The new beach volleyball arena for the Summer Olympics in Rio. / Photo by Joe Capozzoli
Copacabana Beach is where many of the water sports will take place. / Photo by Joe Capozzoli
If you’re old enough to remember the early days of “Saturday Night Live,” you surely remember skits John Belushi, Dan Aykroyd, Laraine Newman and Garrett Morris starred in as recurring characters: The Killer Bees. The actors were dressed in black-and-yellow bee costumes, wore floppy antennae, carried plastic guns and the jokes ensued.
It was hilarious then and is still funny today because it parodied the press in America. Killer bees were hyped by the media and frightened the nation at the time. Large swarms were supposedly flying up from South and Central America and these bees did not sting you once, they stung you a thousand times. Until you died.
Everyone panicked and was afraid to go outside that summer. Much like the summer when the film “Jaws” came out and no one went into the water. Almost 40 years have passed and while killer bee sting deaths have occurred, the threat never came close to the level or intensity leveled by the press.
Fast forward to late 2015: A new deadly insect has arrived, carrying a new form of terror and its name is the Zika virus. How’s that for scary?
So what is Zika and why is the press using Zika to scare everyone off from Rio during this year’s Summer Olympics?
First things first, Zika is not new, in fact, it has been around longer than those dreaded killer bees. Zika was isolated in 1947 from a rhesus monkey in Uganda and a sample was provided to researchers by the famous virologist Jordi Casals-Ariet. Zika is available today to purchase on a website that sells research samples online (if you don't believe me, click here:
But unless you work for a lab that meets stringent CDC regulations, you won't be able to buy your own Zika.
Zika, unfortunately, is giving Rio a bad rap at a particularly critical time. The only thing the American press has to say about Rio is why you should not go there. This is unfair because Rio is a beautiful city with beautiful beaches, a fantastic shoreline, great restaurants and bars and, in just a few weeks, the best athletes from all over the world will be there competing in the 2016 Summer Olympics.
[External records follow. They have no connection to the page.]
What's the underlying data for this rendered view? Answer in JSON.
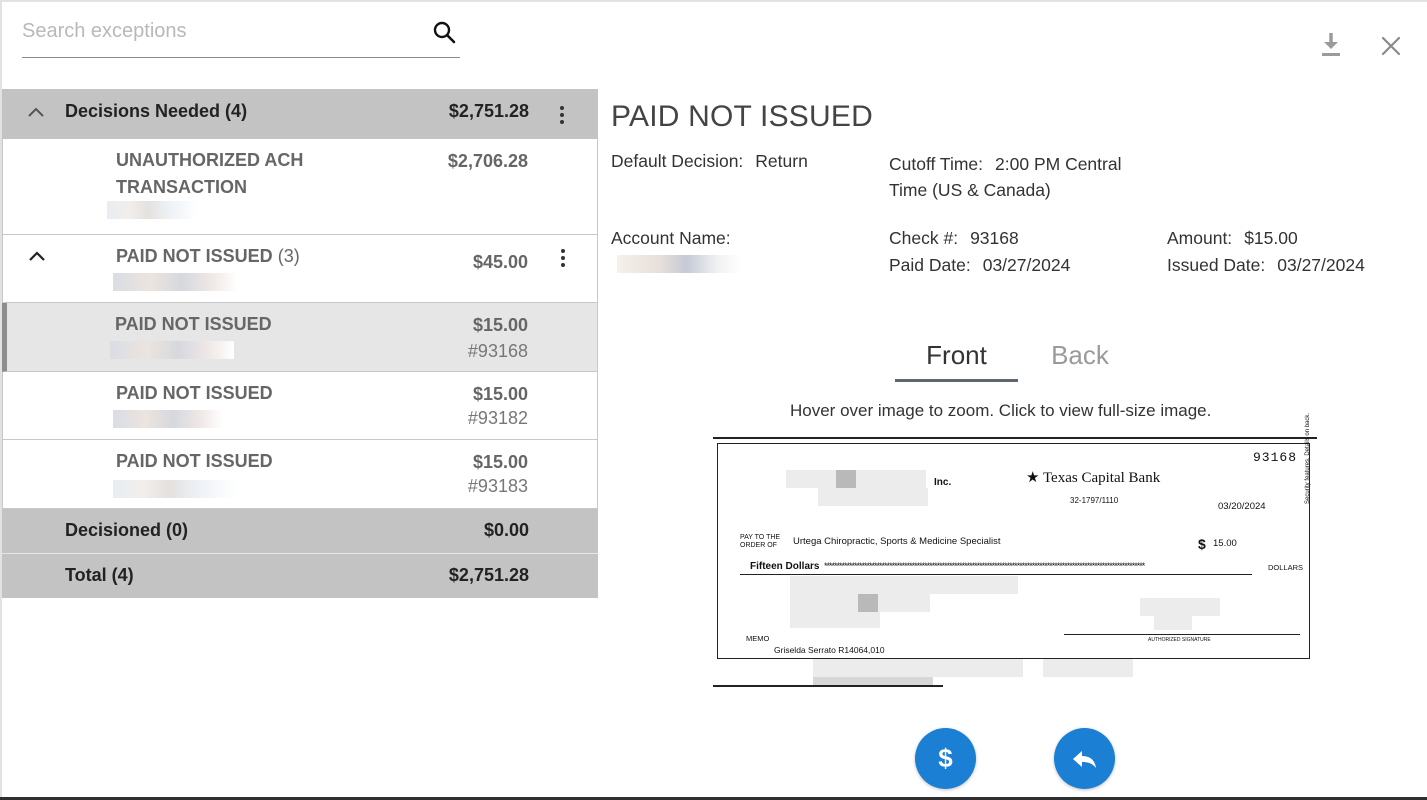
{
  "search": {
    "placeholder": "Search exceptions"
  },
  "icons": {
    "search": "search-icon",
    "download": "download-icon",
    "close": "close-icon",
    "chevron": "chevron-up-icon",
    "menu": "more-vertical-icon",
    "pay": "dollar-icon",
    "return": "reply-icon"
  },
  "list": {
    "decisions_needed": {
      "label": "Decisions Needed (4)",
      "amount": "$2,751.28"
    },
    "unauthorized_ach": {
      "label": "UNAUTHORIZED ACH TRANSACTION",
      "amount": "$2,706.28"
    },
    "paid_not_issued_group": {
      "label": "PAID NOT ISSUED",
      "count": "(3)",
      "amount": "$45.00"
    },
    "items": [
      {
        "label": "PAID NOT ISSUED",
        "amount": "$15.00",
        "check": "#93168",
        "selected": true
      },
      {
        "label": "PAID NOT ISSUED",
        "amount": "$15.00",
        "check": "#93182",
        "selected": false
      },
      {
        "label": "PAID NOT ISSUED",
        "amount": "$15.00",
        "check": "#93183",
        "selected": false
      }
    ],
    "decisioned": {
      "label": "Decisioned (0)",
      "amount": "$0.00"
    },
    "total": {
      "label": "Total (4)",
      "amount": "$2,751.28"
    }
  },
  "detail": {
    "title": "PAID NOT ISSUED",
    "default_decision_label": "Default Decision:",
    "default_decision_value": "Return",
    "cutoff_label": "Cutoff Time:",
    "cutoff_value_line1": "2:00 PM Central",
    "cutoff_value_line2": "Time (US & Canada)",
    "account_name_label": "Account Name:",
    "check_num_label": "Check #:",
    "check_num_value": "93168",
    "amount_label": "Amount:",
    "amount_value": "$15.00",
    "paid_date_label": "Paid Date:",
    "paid_date_value": "03/27/2024",
    "issued_date_label": "Issued Date:",
    "issued_date_value": "03/27/2024"
  },
  "image_tabs": {
    "front": "Front",
    "back": "Back",
    "active": "front"
  },
  "hint": "Hover over image to zoom. Click to view full-size image.",
  "check_image": {
    "number": "93168",
    "company_suffix": "Inc.",
    "bank": "Texas Capital Bank",
    "routing": "32-1797/1110",
    "date": "03/20/2024",
    "pay_to_label": "PAY TO THE ORDER OF",
    "payee": "Urtega Chiropractic, Sports & Medicine Specialist",
    "dollar_sign": "$",
    "amount": "15.00",
    "amount_words": "Fifteen Dollars",
    "dollars_label": "DOLLARS",
    "memo_label": "MEMO",
    "memo": "Griselda Serrato R14064,010",
    "signature_label": "AUTHORIZED SIGNATURE",
    "side_text": "Security features. Details on back."
  },
  "actions": {
    "pay_symbol": "$",
    "return_symbol": "↩"
  },
  "colors": {
    "accent": "#1b7fd4",
    "group_bg": "#c3c3c3",
    "selected_bg": "#e6e6e6"
  }
}
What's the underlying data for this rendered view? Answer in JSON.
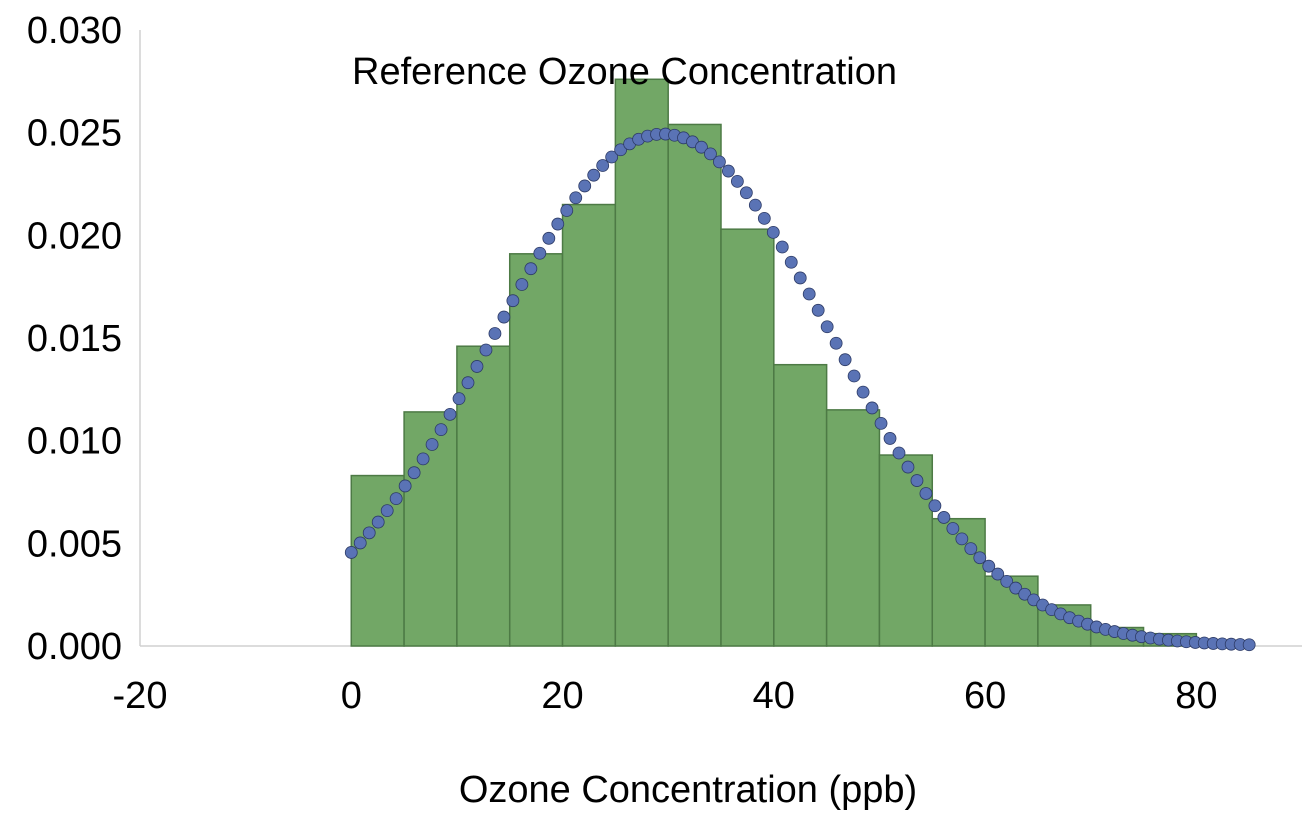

Yes, the quality of the water is not what it is in San Diego, but it is not as bad as press reports suggest. Guanabara Bay, while definitely polluted and not a place to go swimming, is where the Olympic sailing competitions will take place. No swimming, or diving or things that require people to immerse themselves in the water will be in Guanabara Bay. Does this make it OK? Not really, but, once again, it is not as bad as is being reported.
The “Lagoa” or lake, where rowing and other “above water” sports are scheduled, is much cleaner than Guanabara, or, when related to San Diego, just slightly dirtier than Mission Bay in this writer’s opinion. There have been occasions, after a good rain and runoff, when I would say Mission Bay would in fact be even dirtier.
Ocean swimming and other water-related events are scheduled for Copacabana Beach. This is the Atlantic Ocean and the tides continually renew the water in the same way the Pacific does in San Diego. If it does get dirty, it will not stay dirty long.
The Zika virus is a disease that is mainly spread by mosquitoes. For most people infected with it, symptoms are very mild and the disease is not harmful.
There is one caveat, if you are a woman and are pregnant, it appears likely that Zika infection can result in birth defects, in particular, abnormally small heads (microcephaly) in newborns. With this in mind, if you were planning to attend the Summer Olympics in August, it is a good idea to skip this one. Pregnant women’s sex partners returning from Rio should practice safer sex or abstain from sex throughout the pregnancy.
But, if you’re not a pregnant woman, and you love being close to the thrill of victory and the agony of defeat, there is no better city in the world to be in come Aug. 5. The people of Rio know how to celebrate and a three-week celebration of world-class athletes and their feats of excellence is guaranteed!